I moved to Montreal in September 2012, after spending months trying to find myself. This exhausting internal journey left me tired, and even more lost and vulnerable. I moved, with encouragements from my father, thinking Montreal will be the city where I will find myself, discover a passion, and be driven to pursue it. Eventually, it worked out well but these first, interminable minutes in the city left a bitter taste in me. As soon I stepped out of that plane, a feeling came rushing to me: that I was not going to be happy here.
I remember the first thing I did was go to IKEA to furnish my room. I chose only dark furniture — maybe as an implicit reflection of my inner feelings. Even as I was walking the busy streets of the city, filled with people, I felt alone and sad.

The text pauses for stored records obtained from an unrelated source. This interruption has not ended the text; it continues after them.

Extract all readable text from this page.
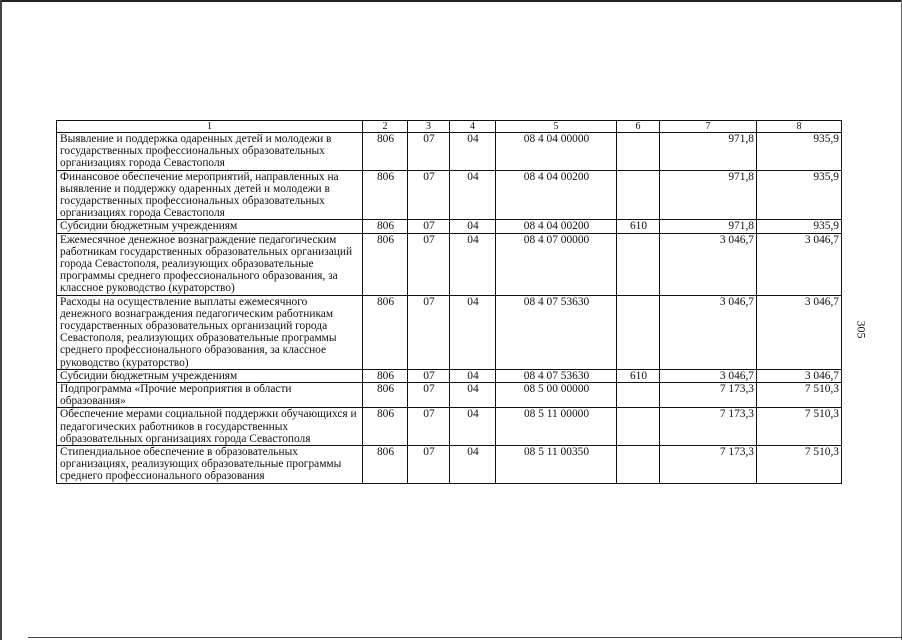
1	2	3	4	5	6	7	8
Выявление и поддержка одаренных детей и молодежи в государственных профессиональных образовательных организациях города Севастополя	806	07	04	08 4 04 00000		971,8	935,9
Финансовое обеспечение мероприятий, направленных на выявление и поддержку одаренных детей и молодежи в государственных профессиональных образовательных организациях города Севастополя	806	07	04	08 4 04 00200		971,8	935,9
Субсидии бюджетным учреждениям	806	07	04	08 4 04 00200	610	971,8	935,9
Ежемесячное денежное вознаграждение педагогическим работникам государственных образовательных организаций города Севастополя, реализующих образовательные программы среднего профессионального образования, за классное руководство (кураторство)	806	07	04	08 4 07 00000		3 046,7	3 046,7
Расходы на осуществление выплаты ежемесячного денежного вознаграждения педагогическим работникам государственных образовательных организаций города Севастополя, реализующих образовательные программы среднего профессионального образования, за классное руководство (кураторство)	806	07	04	08 4 07 53630		3 046,7	3 046,7
Субсидии бюджетным учреждениям	806	07	04	08 4 07 53630	610	3 046,7	3 046,7
Подпрограмма «Прочие мероприятия в области образования»	806	07	04	08 5 00 00000		7 173,3	7 510,3
Обеспечение мерами социальной поддержки обучающихся и педагогических работников в государственных образовательных организациях города Севастополя	806	07	04	08 5 11 00000		7 173,3	7 510,3
Стипендиальное обеспечение в образовательных организациях, реализующих образовательные программы среднего профессионального образования	806	07	04	08 5 11 00350		7 173,3	7 510,3
305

I came with the plan to study at Université de Montréal. School started the day after my mom had come to visit my brother and I. That same night, I burned my kitchen while cooking. My computer crashed: sign #1 I should not be here.
Somehow though, I was excited by the idea of going to a new school and meeting new people, and more specifically, I was excited to become someone else, someone new, someone no one knew. I spent my whole education in the same establishment, in a small town where everyone knew me and my family. There wasn’t a place to hide. I thought Montreal would be my escape, and Université de Montreal the sanctuary to the new me — an improved and controlled version of myself. And that was the problem. I thought I would look stylish with the new clothes my mom bought me, cool with the simple bedroom, and hipster with that new backpack I didn’t need.

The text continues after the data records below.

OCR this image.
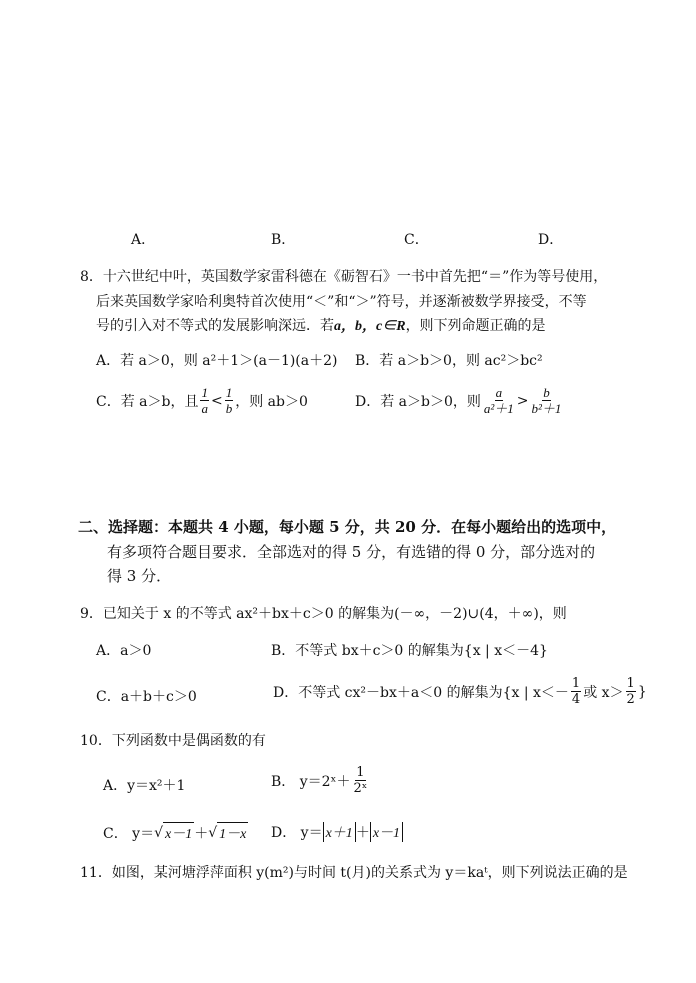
A．	B．	C．	D．
8．十六世纪中叶，英国数学家雷科德在《砺智石》一书中首先把“＝”作为等号使用，
后来英国数学家哈利奥特首次使用“＜”和“＞”符号，并逐渐被数学界接受，不等
号的引入对不等式的发展影响深远．若a，b，c∈R，则下列命题正确的是
A．若 a＞0，则 a²＋1＞(a－1)(a＋2) B．若 a＞b＞0，则 ac²＞bc²
C．若 a＞b，且 $\frac{1}{a} < \frac{1}{b}$ ，则 ab＞0	D．若 a＞b＞0，则 $\frac{a}{\text{a²＋1}} > \frac{b}{\text{b²＋1}}$
二、选择题：本题共 4 小题，每小题 5 分，共 20 分．在每小题给出的选项中，
有多项符合题目要求．全部选对的得 5 分，有选错的得 0 分，部分选对的
得 3 分．
9．已知关于 x 的不等式 ax²＋bx＋c＞0 的解集为(－∞，－2)∪(4，＋∞)，则
A．a＞0	B．不等式 bx＋c＞0 的解集为{x | x＜－4}
C．a＋b＋c＞0	D．不等式 cx²－bx＋a＜0 的解集为{x | $x<- \frac{1}{4}$ 或 $x> \frac{1}{2}$ }
10．下列函数中是偶函数的有
A．y＝x²＋1	B． y＝2ˣ＋ $\frac{1}{\text{2ˣ}}$
C． y＝ √ x－1 ＋ √ 1－x D． y＝ x＋1 ＋ x－1
11．如图，某河塘浮萍面积 y(m²)与时间 t(月)的关系式为 y＝kaᵗ，则下列说法正确的是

By trying to become someone else, I lost who I was, and it came slapping me in the face not too long after. The week after school started, I was mugged in the streets of the city and my brand new, cool, and stylish iPhone was stolen: sign #2 I should not be here.
School was not easy. I hated my first class, and my second ... and my third. Already, I was trying to find an escape, another program to take, another school to go to, or even another country. I remember feeling so down I didn’t have the charge to speak to anyone. The commute in the metro was long and uncomfortable. The living situation at home were difficult and … extremely uncomfortable. I had no friends, Skype was not powerful enough to keep contact with my Swiss friends. Although I very silently started to socialize with new people, I had lost who I was by trying to be somebody else. I had no sense of me. Alone and lost, I felt incapable to face anything, so I hid. I hid on my couch, watching How I Met Your Mother again and again on Netflix, eating Nutella sandwiches every day for every meal. Escaping the outside as much as I could. Dragging myself to school and running away back at the end of these long, painful days to my couch, with my Nutella and my show.

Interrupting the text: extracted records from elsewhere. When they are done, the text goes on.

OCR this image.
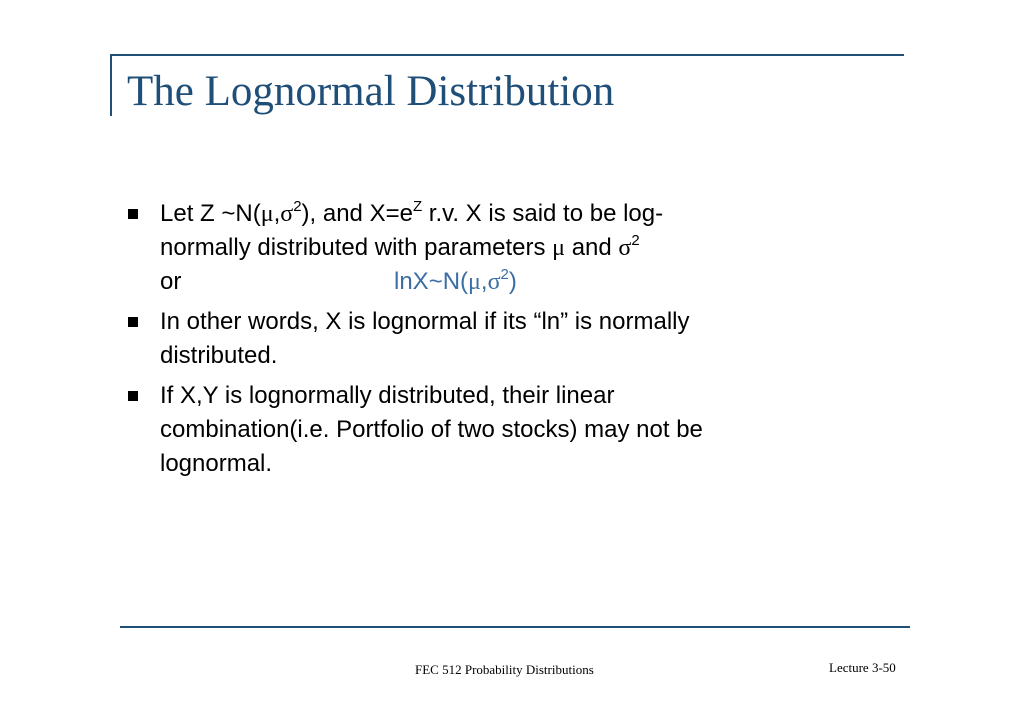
The Lognormal Distribution
Let Z $\sim N(\mu,\sigma^2)$, and $X=e^Z$ r.v. X is said to be log-
normally distributed with parameters μ and $\sigma^2$
or	$\ln X\sim N(\mu,\sigma^2)$
In other words, X is lognormal if its “ln” is normally
distributed.
If X,Y is lognormally distributed, their linear
combination(i.e. Portfolio of two stocks) may not be
lognormal.
FEC 512 Probability Distributions	Lecture 3-50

Came Christmas when I finally went back home to celebrate. I was terrified of the idea of facing my father. I told him I failed in finding what made me happy. I was so scared that I fell sick on the plane. It was the longest and worst 8 hours of life, feeling like I was emptying myself of the little bits left of me. Looking back, I was emptying my negativity and darkness during those same 8 hours. In Geneva, I decided I could not go back in Montreal and to my couch, go back to eating Nutella everyday, go back to this solitude. I decided I had to make a change, and I did. I found a plan. Something that motivated me, something to work towards, a goal to achieve. Going to McGill was the goal, and I fought for it — and boy I fought hard.
I came back and studied extremely hard to get excellent grades. Threw away the Nutella and replaced it with good, healthy meals. Replaced my show with documentaries about film history. I joined a gym and lost the fat I had gained. I applied to McGill and got rejected once because of my English. But I wasn’t going to take “no” for an answer so I took another test, went to the admission office with the results, and demanded re-consideration of my admission. They did.
I fought every day and used every waking minute to pursue my goal. After months of hard work, I got accepted for the fall 2013 semester. I cried. Not because I got in, but because I realized I was going through a very dark time. A silent, camouflaged depression that I overcame. I was free, and finally able to breathe, so I cried. My love for Montreal began that day as well."